How to do generation with forward and backward wiki103 without fine-tuning?

barata · January 20, 2021, 1:52pm

I want to use both the forward and backward wiki103 models without fine-tuning to do generation, something similar to the example below:

TEXT = "I liked this movie because"
N_WORDS = 40
N_SENTENCES = 2
preds = [learn.predict(TEXT, N_WORDS, temperature=0.75) 
         for _ in range(N_SENTENCES)]

In https://github.com/fastai/fastbook/blob/master/02_production.ipynb it mentions that, when a model is exported, that “even saves the definition of how to create the Dataloaders [which] (…) is important because otherwise you’d have to redefine how to transform your data in order to use your model in production.”

So my expectation was that, after I downloaded the WIKI103_BWD and WIKI103_FWD them, I’d only have to load them with something like

learn_inference_bwd = load_learner(<path to wiki103 bwd model>)
learn_inference_fwd = load_learner(<path to wiki103 fwd model>)

and then use them in the code as shown above for the generation.
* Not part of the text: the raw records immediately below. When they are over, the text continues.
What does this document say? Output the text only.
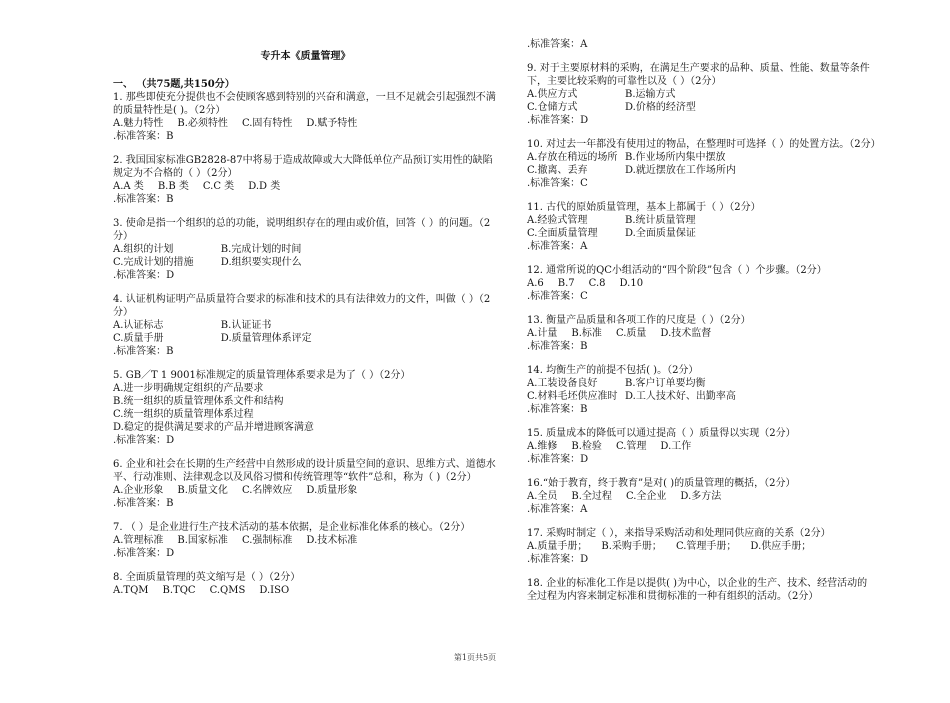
专升本《质量管理》

一、 （共75题,共150分）

1. 那些即使充分提供也不会使顾客感到特别的兴奋和满意，一旦不足就会引起强烈不满的质量特性是( )。（2分）

A.魅力特性 B.必须特性 C.固有特性 D.赋予特性

.标准答案：B

2. 我国国家标准GB2828-87中将易于造成故障或大大降低单位产品预订实用性的缺陷规定为不合格的（ ）（2分）

A.A 类 B.B 类 C.C 类 D.D 类

.标准答案：B

3. 使命是指一个组织的总的功能，说明组织存在的理由或价值，回答（ ）的问题。（2分）

A.组织的计划	B.完成计划的时间
C.完成计划的措施	D.组织要实现什么

.标准答案：D

4. 认证机构证明产品质量符合要求的标准和技术的具有法律效力的文件，叫做（ ）（2分）

A.认证标志	B.认证证书
C.质量手册	D.质量管理体系评定

.标准答案：B

5. GB／T 1 9001标准规定的质量管理体系要求是为了（ ）（2分）

A.进一步明确规定组织的产品要求
B.统一组织的质量管理体系文件和结构
C.统一组织的质量管理体系过程
D.稳定的提供满足要求的产品并增进顾客满意

.标准答案：D

6. 企业和社会在长期的生产经营中自然形成的设计质量空间的意识、思维方式、道德水平、行动准则、法律观念以及风俗习惯和传统管理等“软件”总和，称为（ )（2分）

A.企业形象 B.质量文化 C.名牌效应 D.质量形象

.标准答案：B

7. （ ）是企业进行生产技术活动的基本依据，是企业标准化体系的核心。（2分）

A.管理标准 B.国家标准 C.强制标准 D.技术标准

.标准答案：D

8. 全面质量管理的英文缩写是（ ）（2分）

A.TQM B.TQC C.QMS D.ISO

.标准答案：A

9. 对于主要原材料的采购，在满足生产要求的品种、质量、性能、数量等条件下，主要比较采购的可靠性以及（ ）（2分）

A.供应方式	B.运输方式
C.仓储方式	D.价格的经济型

.标准答案：D

10. 对过去一年都没有使用过的物品，在整理时可选择（ ）的处置方法。（2分）

A.存放在稍远的场所 B.作业场所内集中摆放
C.撤离、丢弃	D.就近摆放在工作场所内

.标准答案：C

11. 古代的原始质量管理，基本上都属于（ ）（2分）

A.经验式管理	B.统计质量管理
C.全面质量管理	D.全面质量保证

.标准答案：A

12. 通常所说的QC小组活动的“四个阶段”包含（ ）个步骤。（2分）

A.6 B.7 C.8 D.10

.标准答案：C

13. 衡量产品质量和各项工作的尺度是（ ）（2分）

A.计量 B.标准 C.质量 D.技术监督

.标准答案：B

14. 均衡生产的前提不包括( )。（2分）

A.工装设备良好	B.客户订单要均衡
C.材料毛坯供应准时 D.工人技术好、出勤率高

.标准答案：B

15. 质量成本的降低可以通过提高（ ）质量得以实现（2分）

A.维修 B.检验 C.管理 D.工作

.标准答案：D

16.“始于教育，终于教育”是对( )的质量管理的概括，（2分）

A.全员 B.全过程 C.全企业 D.多方法

.标准答案：A

17. 采购时制定（ ），来指导采购活动和处理同供应商的关系（2分）

A.质量手册； B.采购手册； C.管理手册； D.供应手册；

.标准答案：D

18. 企业的标准化工作是以提供( )为中心，以企业的生产、技术、经营活动的全过程为内容来制定标准和贯彻标准的一种有组织的活动。（2分）

第1页共5页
Is there a way of making this work as simple as that sounds? So far, I haven’t managed…

I’ve seen examples (e.g., ULMFit without finetuning) where the suggestion, to get the learner, is to do something like:

preTrainedWt103Path = DATA_PATH/'models/wt103'
learn = language_model_learner(data_lm, AWD_LSTM, drop_mult=0.5, pretrained=False)
learn.load_pretrained(wgts_fname = preTrainedWt103Path/'fwd_wt103.h5', itos_fname =preTrainedWt103Path/'itos_wt103.pkl', strict=False )

Somewhere else, in the current docs (https://docs.fast.ai/tutorial.text.html#The-ULMFiT-approach), I can find something similar, where I’d need a ‘language_model_learner’:

learn = language_model_learner(dls_lm, AWD_LSTM, metrics=[accuracy, Perplexity()], path=path, wd=0.1).to_fp16()

But, to get any of these, I’d need dataloaders, which from the page above would be something like:

dls_lm = TextDataLoaders.from_folder(path, is_lm=True, valid_pct=0.1)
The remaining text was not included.